Braden
doesn't have many friends. I'm not sure if he has any because he
never talks of any, never gets together with any, never receives
calls from or makes calls to any, and says he eats lunch alone at
school. And he's lived this way since about middle school. It's
been a long-running concern for us, so we've provided opportunities
for him—grand opportunities—to make friends through church,
scouting, and of course public school classes and activities. It's
sort of a lead-the-horse-to-water thing: we can provide him
opportunities but it's up to him what he does with them.
Deanne
and I aren't social butterflies, as our social lives are already full
with work, family, and church activities. So our kids don't have the
best examples of adult-to-adult friendship socializing, though we do
have friends over on rare occasion.
Regardless
of how much I stress the importance of having friends is, I suspect
that Braden somewhere along the line decided that friends aren't
worth it and has contented himself to limiting his social life to
just us.

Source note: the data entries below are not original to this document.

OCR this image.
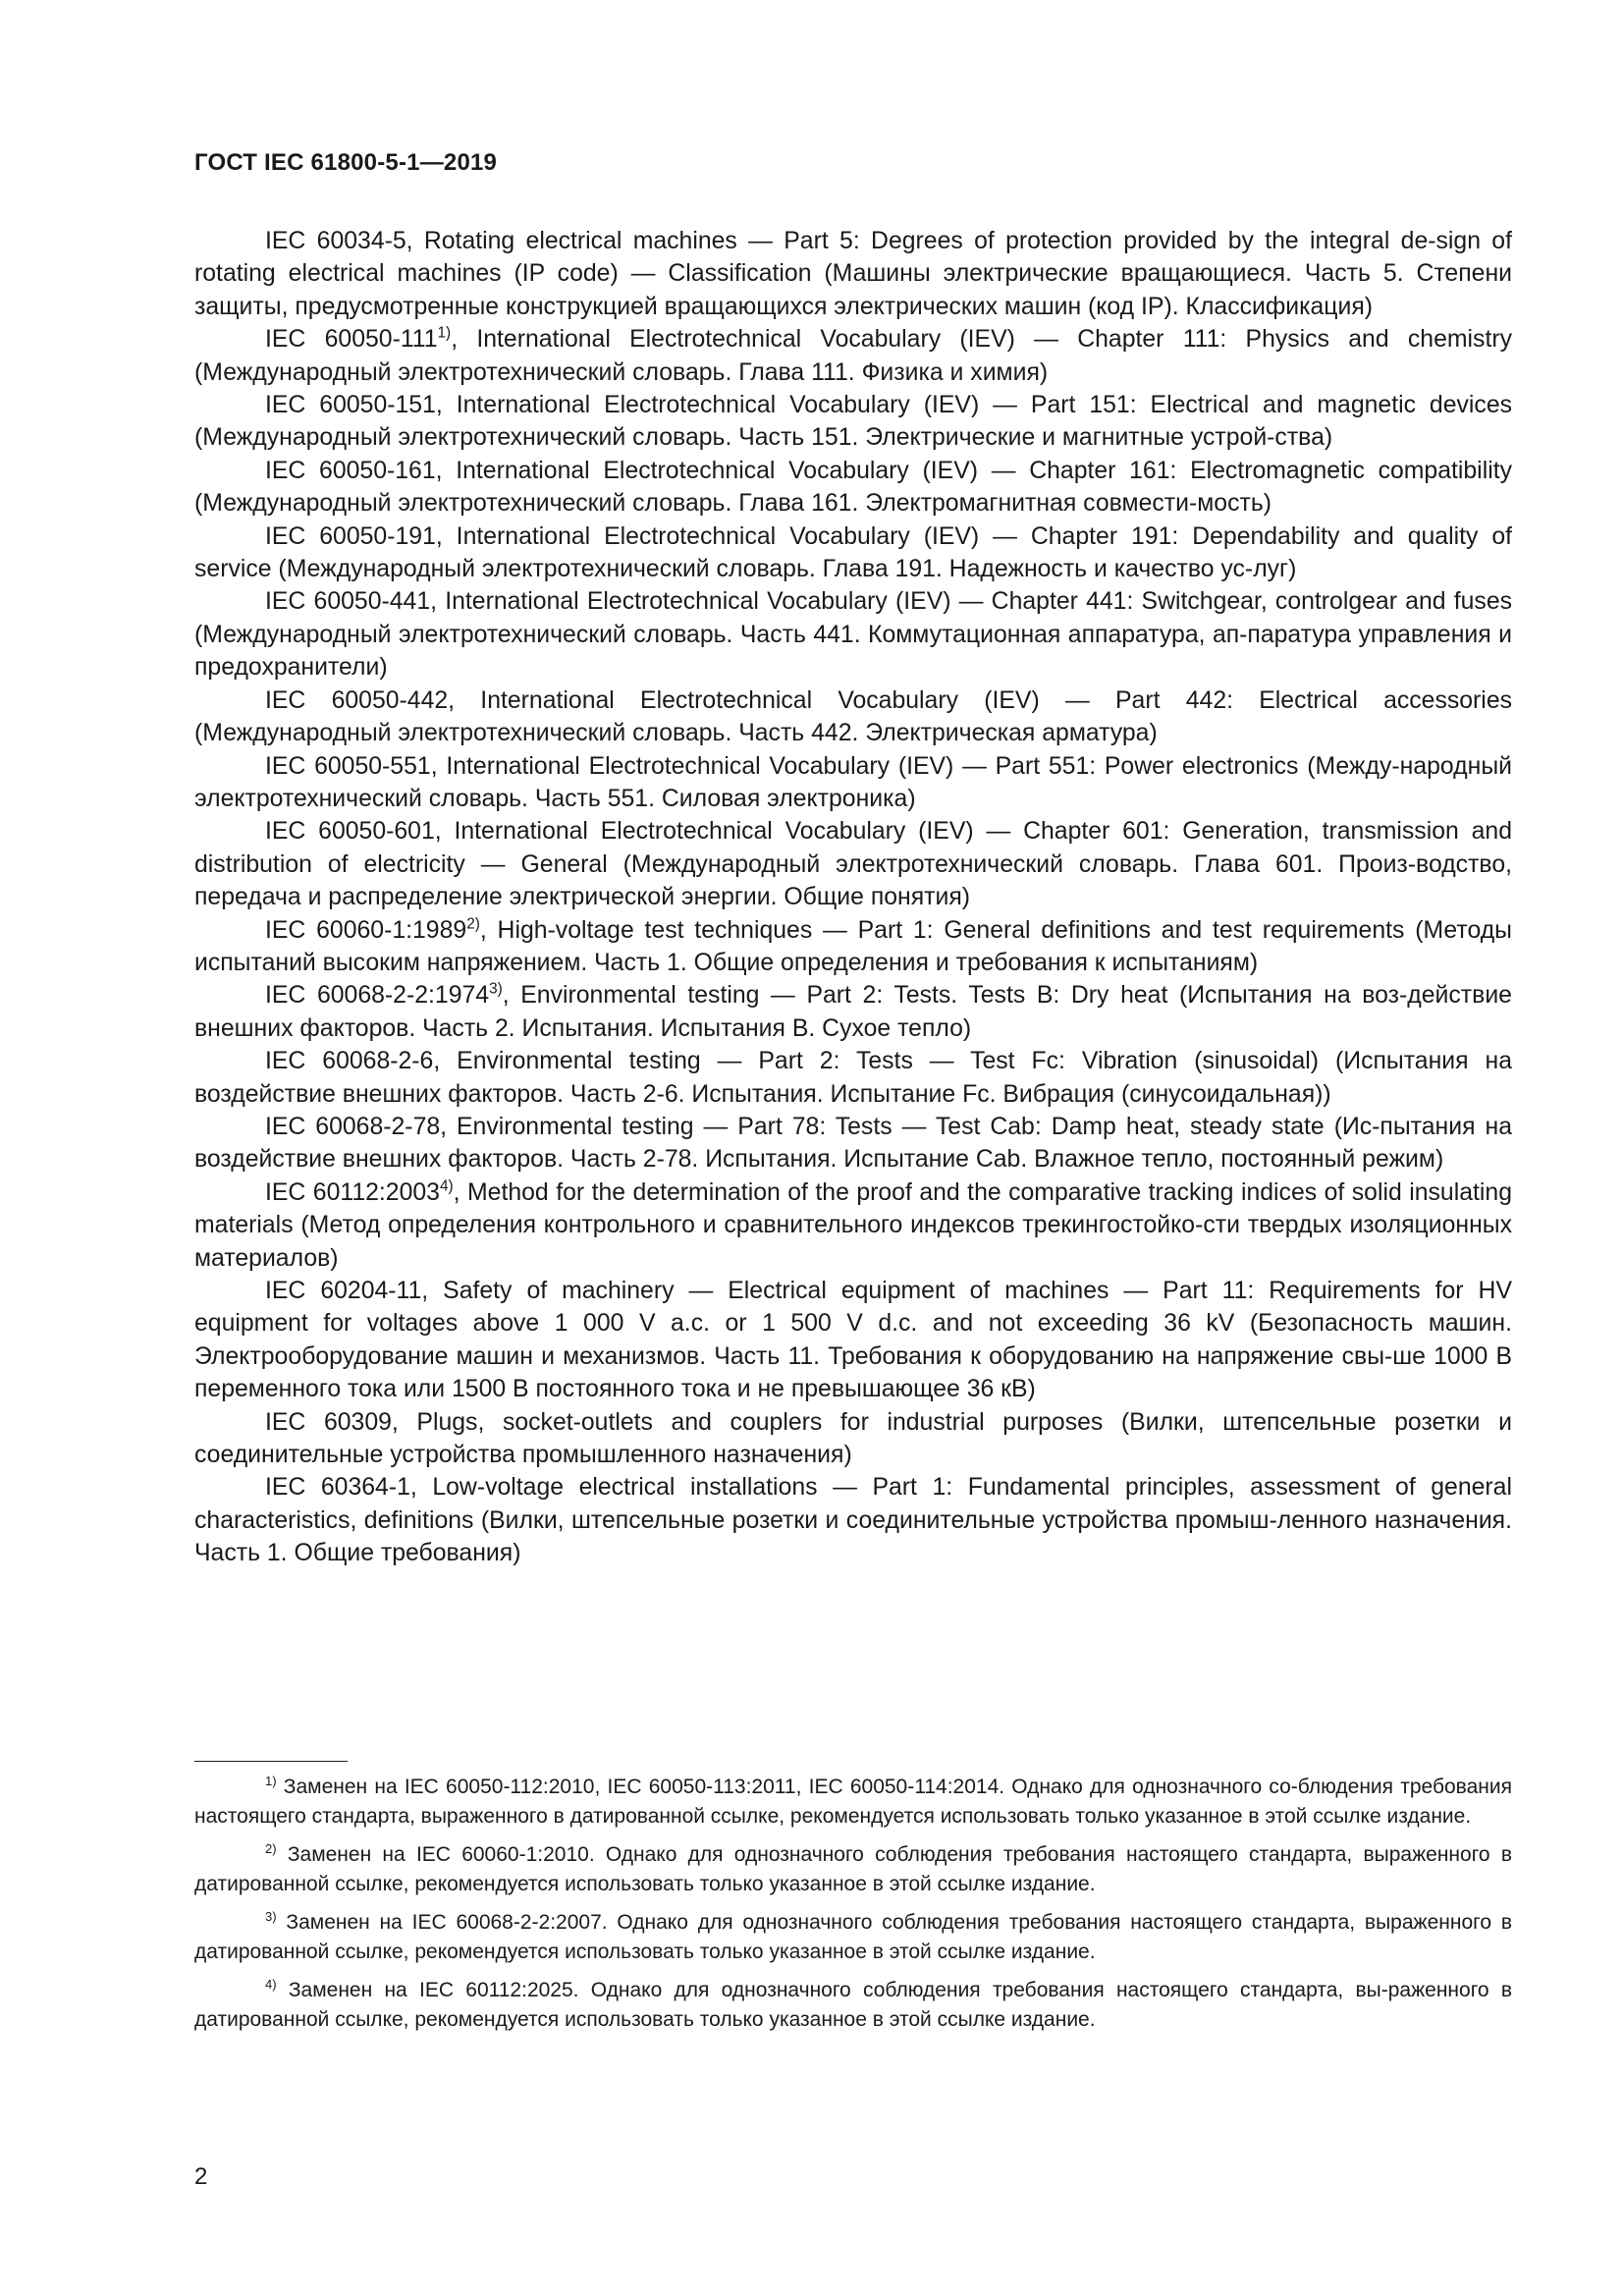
ГОСТ IEC 61800-5-1—2019

IEC 60034-5, Rotating electrical machines — Part 5: Degrees of protection provided by the integral de-sign of rotating electrical machines (IP code) — Classification (Машины электрические вращающиеся. Часть 5. Степени защиты, предусмотренные конструкцией вращающихся электрических машин (код IP). Классификация)

IEC 60050-111$^{1)}$, International Electrotechnical Vocabulary (IEV) — Chapter 111: Physics and chemistry (Международный электротехнический словарь. Глава 111. Физика и химия)

IEC 60050-151, International Electrotechnical Vocabulary (IEV) — Part 151: Electrical and magnetic devices (Международный электротехнический словарь. Часть 151. Электрические и магнитные устрой-ства)

IEC 60050-161, International Electrotechnical Vocabulary (IEV) — Chapter 161: Electromagnetic compatibility (Международный электротехнический словарь. Глава 161. Электромагнитная совмести-мость)

IEC 60050-191, International Electrotechnical Vocabulary (IEV) — Chapter 191: Dependability and quality of service (Международный электротехнический словарь. Глава 191. Надежность и качество ус-луг)

IEC 60050-441, International Electrotechnical Vocabulary (IEV) — Chapter 441: Switchgear, controlgear and fuses (Международный электротехнический словарь. Часть 441. Коммутационная аппаратура, ап-паратура управления и предохранители)

IEC 60050-442, International Electrotechnical Vocabulary (IEV) — Part 442: Electrical accessories (Международный электротехнический словарь. Часть 442. Электрическая арматура)

IEC 60050-551, International Electrotechnical Vocabulary (IEV) — Part 551: Power electronics (Между-народный электротехнический словарь. Часть 551. Силовая электроника)

IEC 60050-601, International Electrotechnical Vocabulary (IEV) — Chapter 601: Generation, transmission and distribution of electricity — General (Международный электротехнический словарь. Глава 601. Произ-водство, передача и распределение электрической энергии. Общие понятия)

IEC 60060-1:1989$^{2)}$, High-voltage test techniques — Part 1: General definitions and test requirements (Методы испытаний высоким напряжением. Часть 1. Общие определения и требования к испытаниям)

IEC 60068-2-2:1974$^{3)}$, Environmental testing — Part 2: Tests. Tests B: Dry heat (Испытания на воз-действие внешних факторов. Часть 2. Испытания. Испытания В. Сухое тепло)

IEC 60068-2-6, Environmental testing — Part 2: Tests — Test Fc: Vibration (sinusoidal) (Испытания на воздействие внешних факторов. Часть 2-6. Испытания. Испытание Fc. Вибрация (синусоидальная))

IEC 60068-2-78, Environmental testing — Part 78: Tests — Test Cab: Damp heat, steady state (Ис-пытания на воздействие внешних факторов. Часть 2-78. Испытания. Испытание Cab. Влажное тепло, постоянный режим)

IEC 60112:2003$^{4)}$, Method for the determination of the proof and the comparative tracking indices of solid insulating materials (Метод определения контрольного и сравнительного индексов трекингостойко-сти твердых изоляционных материалов)

IEC 60204-11, Safety of machinery — Electrical equipment of machines — Part 11: Requirements for HV equipment for voltages above 1 000 V a.c. or 1 500 V d.c. and not exceeding 36 kV (Безопасность машин. Электрооборудование машин и механизмов. Часть 11. Требования к оборудованию на напряжение свы-ше 1000 В переменного тока или 1500 В постоянного тока и не превышающее 36 кВ)

IEC 60309, Plugs, socket-outlets and couplers for industrial purposes (Вилки, штепсельные розетки и соединительные устройства промышленного назначения)

IEC 60364-1, Low-voltage electrical installations — Part 1: Fundamental principles, assessment of general characteristics, definitions (Вилки, штепсельные розетки и соединительные устройства промыш-ленного назначения. Часть 1. Общие требования)

$^{1)}$ Заменен на IEC 60050-112:2010, IEC 60050-113:2011, IEC 60050-114:2014. Однако для однозначного со-блюдения требования настоящего стандарта, выраженного в датированной ссылке, рекомендуется использовать только указанное в этой ссылке издание.

$^{2)}$ Заменен на IEC 60060-1:2010. Однако для однозначного соблюдения требования настоящего стандарта, выраженного в датированной ссылке, рекомендуется использовать только указанное в этой ссылке издание.

$^{3)}$ Заменен на IEC 60068-2-2:2007. Однако для однозначного соблюдения требования настоящего стандарта, выраженного в датированной ссылке, рекомендуется использовать только указанное в этой ссылке издание.

$^{4)}$ Заменен на IEC 60112:2025. Однако для однозначного соблюдения требования настоящего стандарта, вы-раженного в датированной ссылке, рекомендуется использовать только указанное в этой ссылке издание.

2
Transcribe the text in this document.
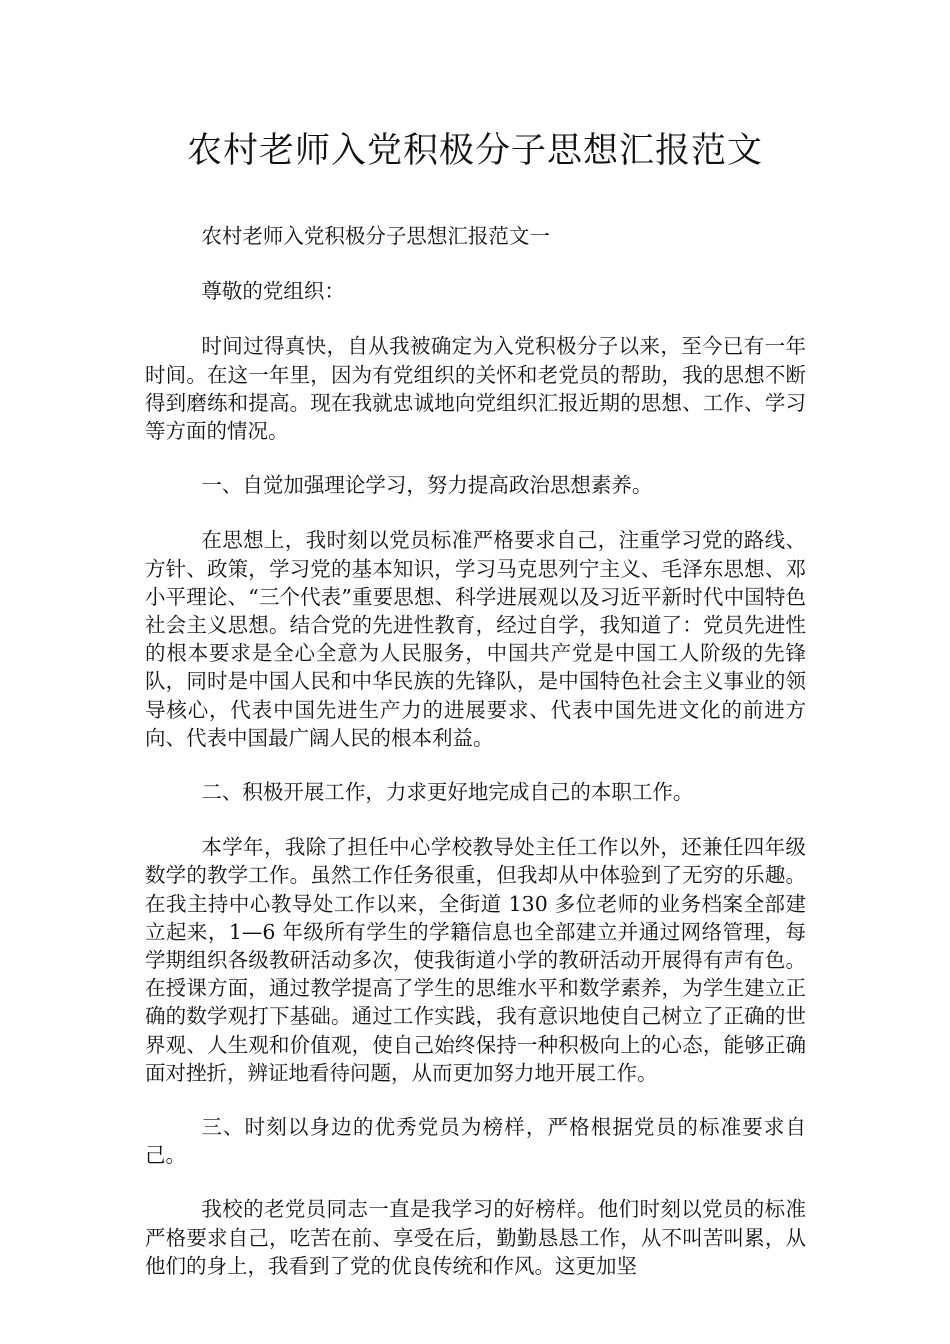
农村老师入党积极分子思想汇报范文

农村老师入党积极分子思想汇报范文一

尊敬的党组织：

时间过得真快，自从我被确定为入党积极分子以来，至今已有一年时间。在这一年里，因为有党组织的关怀和老党员的帮助，我的思想不断得到磨练和提高。现在我就忠诚地向党组织汇报近期的思想、工作、学习等方面的情况。

一、自觉加强理论学习，努力提高政治思想素养。

在思想上，我时刻以党员标准严格要求自己，注重学习党的路线、方针、政策，学习党的基本知识，学习马克思列宁主义、毛泽东思想、邓小平理论、“三个代表”重要思想、科学进展观以及习近平新时代中国特色社会主义思想。结合党的先进性教育，经过自学，我知道了：党员先进性的根本要求是全心全意为人民服务，中国共产党是中国工人阶级的先锋队，同时是中国人民和中华民族的先锋队，是中国特色社会主义事业的领导核心，代表中国先进生产力的进展要求、代表中国先进文化的前进方向、代表中国最广阔人民的根本利益。

二、积极开展工作，力求更好地完成自己的本职工作。

本学年，我除了担任中心学校教导处主任工作以外，还兼任四年级数学的教学工作。虽然工作任务很重，但我却从中体验到了无穷的乐趣。在我主持中心教导处工作以来，全街道 130 多位老师的业务档案全部建立起来，1—6 年级所有学生的学籍信息也全部建立并通过网络管理，每学期组织各级教研活动多次，使我街道小学的教研活动开展得有声有色。在授课方面，通过教学提高了学生的思维水平和数学素养，为学生建立正确的数学观打下基础。通过工作实践，我有意识地使自己树立了正确的世界观、人生观和价值观，使自己始终保持一种积极向上的心态，能够正确面对挫折，辨证地看待问题，从而更加努力地开展工作。

三、时刻以身边的优秀党员为榜样，严格根据党员的标准要求自己。

我校的老党员同志一直是我学习的好榜样。他们时刻以党员的标准严格要求自己，吃苦在前、享受在后，勤勤恳恳工作，从不叫苦叫累，从他们的身上，我看到了党的优良传统和作风。这更加坚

He even fell away from scouting for awhile. Meanwhile
church activities are limited to adult-led and organized activities:
no real friend or friends to just hang out with and talk to about
whatever.
This
is a huge change from when I grew up and neighborhood friends were
almost always around and available to hang out and play with (mostly
sports, but also to do kid activities like catch crayfish, shoot bb
gun, explore the woods, climb trees, bike ride, etc.) from after
school (I'd rush through my homework) until sundown and dinner time,
making for some happy childhood memories.
It's
not as if Braden's unfriendable due to “lack of social skills”—I
always hated that description because it's applied so inaptly all too
often, in that skillfulness (whatever that means) does not lead to
friendships, mutual caring, concern, time, and companionship do,
skills be damned. And some of the least socially skilled persons
around (those overly shy or who struggle with speech impediments,
say, or those who miss social cues) sometimes develop the closest
bonds imaginable. And Braden has none of those challenges, he speaks
in turn, exercises manners within the normal range, and acts pretty
much like others his age. He strikes me, then, as one who has been
burned once too often, and thus doesn't think it's worthwhile to
pursue friendships, because he's happy enough without, perhaps
counting family as his closest and only friends (which isn't so awful
when you think about it).
But
he's been spending way too much time in his room reading and
listening to radio and resenting going out for exercise (doing not
much real exercise when he goes out anyway), which builds up
resentments against us when he doesn't get his way because he doesn't
have a friend to vent and share his frustrations with.
So
I insisted that he check out Christian Club at school. It took a few
tries but he finally did, and dropped in during lunch recesses at
group gatherings. Unfortunately, it's been lecture-based, so he
hasn't formed any friends yet, but at least that beats being
alone all the time.
Then
I insisted he do something else like check out the scout troop that
meets at our church (versus the one that he was at that met at his
former elementary school). He went to a couple of get-togethers and
liked them well enough to want to join. Here's where the stronghold
comes in. He still hasn't earned a single merit badge, this after
over four years as a scout. By comparison, after four years I had
earned over a dozen merit badges—they're fun, educational, and
challenging—a big part of character and leadership development,
health, fitness, and skillfulness. I've been encouraging him for
years to pursue them but he's always showed indifference. I've let
him go. No longer. I insisted that if he wants to switch to this
new troop, that he now take scouting serious and earn his first
badge.
We
have over twenty merit badge pamphlets out in the garage from which
to choose (a hand-me-down gift from my cousin's son). Braden made
lame excuses one after another why he couldn't. I knew something was
wrong at that point—a spiritual stronghold or mental block not of
God.
I
offered to pray for him to get past this, insisting that he could do
it, or if he feared initiating social contact (with the Scout Master
to earn the merit badge), that he could overcome it, that I knew he
could do anything, that God knew he could do anything, and that it
was only he that didn't believe he could.
I
said are we in agreement?
He
said I don't have a choice.
I
said that's right. Just like the $60 model boat you begged us to buy
using Grandma's gift money that you didn't built for over a year that
I had to force you to build. You built it. And you are going to
earn a merit badge. Any one. Your choice.
It
took way more push than I would have preferred, but he finally did
it—got going on reading the pamphlet and doing the research,
performing a phone interview, and is ready to attend a public meeting
and volunteer for community service and meet with his new Scout
Master.
A
Christian counselor once said that the teen years are ones of
striving between child fighting for independence and parent
struggling to maintain control over the child's development and
safety and that this push/pull conflict cannot be avoided, which
makes those years so challenging. Praise God Braden finally came
to—it's for his own good, like it or not. He's better for having
built and finished the boat. He'll be better off for having earned
his first merit badge, too. God willing.